The EU’s accompanying set of regulations, the Clinical Trials Regulation (CTR), also comes into effect today and harmonizes submissions, data assessment and supervision processes for trials across the EU and in the three European Economic Area (EEA) countries — Iceland, Liechtenstein and Norway.
In the past, sponsors had to file individual applications with each member country. That’s led to fragmented trials that often are conducted in just a single country, limiting the data that eventually show up in approval applications submitted to the European Medicines Agency (EMA). Creating a single process portal should go a long way toward diversifying and expanding datasets, said Emer Cooke, EMA’s executive director.
The cornerstone of the new EU regulation, the CTIS is the single-entry point for clinical trial regulators and sponsors. EudaMed is CTIS’ counterpart in the EU for device trials. Cooke said the CTIS system was tremendously complicated to create and, in fact, its birth pangs delayed the launch of the CTR for several years.
“I think it is fair to say that we underestimated the complexity of the system, what it would take to combine all the existing national approaches and make sure that we could have a coalescence in a single approach that will now serve 30 countries,” Cooke said.
Over the past decade, European regulators have seen more and more North American data and less European data in new drug applications. It’s a reflection of the difficulty of running trans-state trials that had to conform to different standards of data collection, he said. The challenge sometimes forced sponsors — who could be in any country — to cherry-pick the European data.

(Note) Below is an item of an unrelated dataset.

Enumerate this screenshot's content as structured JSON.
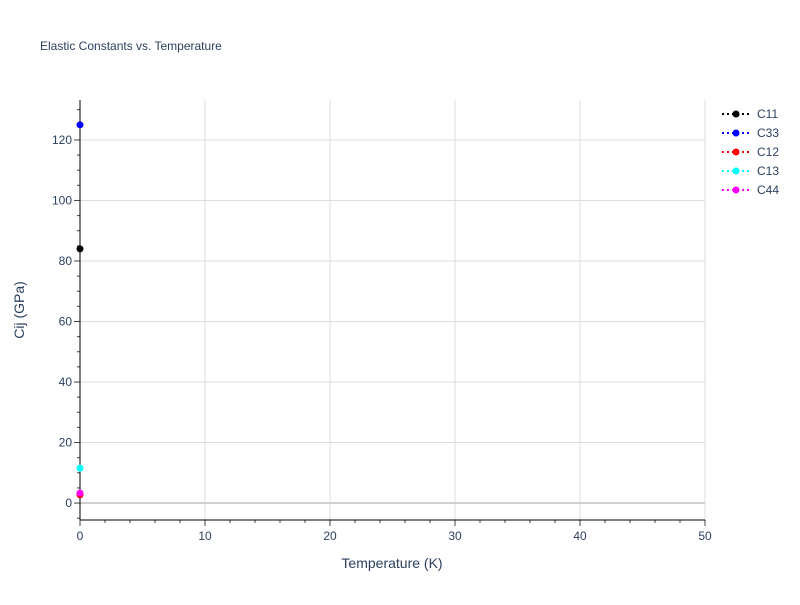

Unlike the U.S. registry, ClinicalTrials.gov, CTIS will integrate both clinical trial application and public study registry processes, Sweeney noted. “[CTIS is] really this one-stop shop, single application.”
EU member states will begin using the new system immediately. Drug trial sponsors, however, may use the old process or the new until Jan. 31, 2023. Studies approved under the outgoing Clinical Trials Directive need to transition to the CTIS by Jan. 31, 2025.
The European Commission said it will release the URL for the new database on Jan. 31 at 9:00 a.m. Central European Time (3:00 a.m. EST).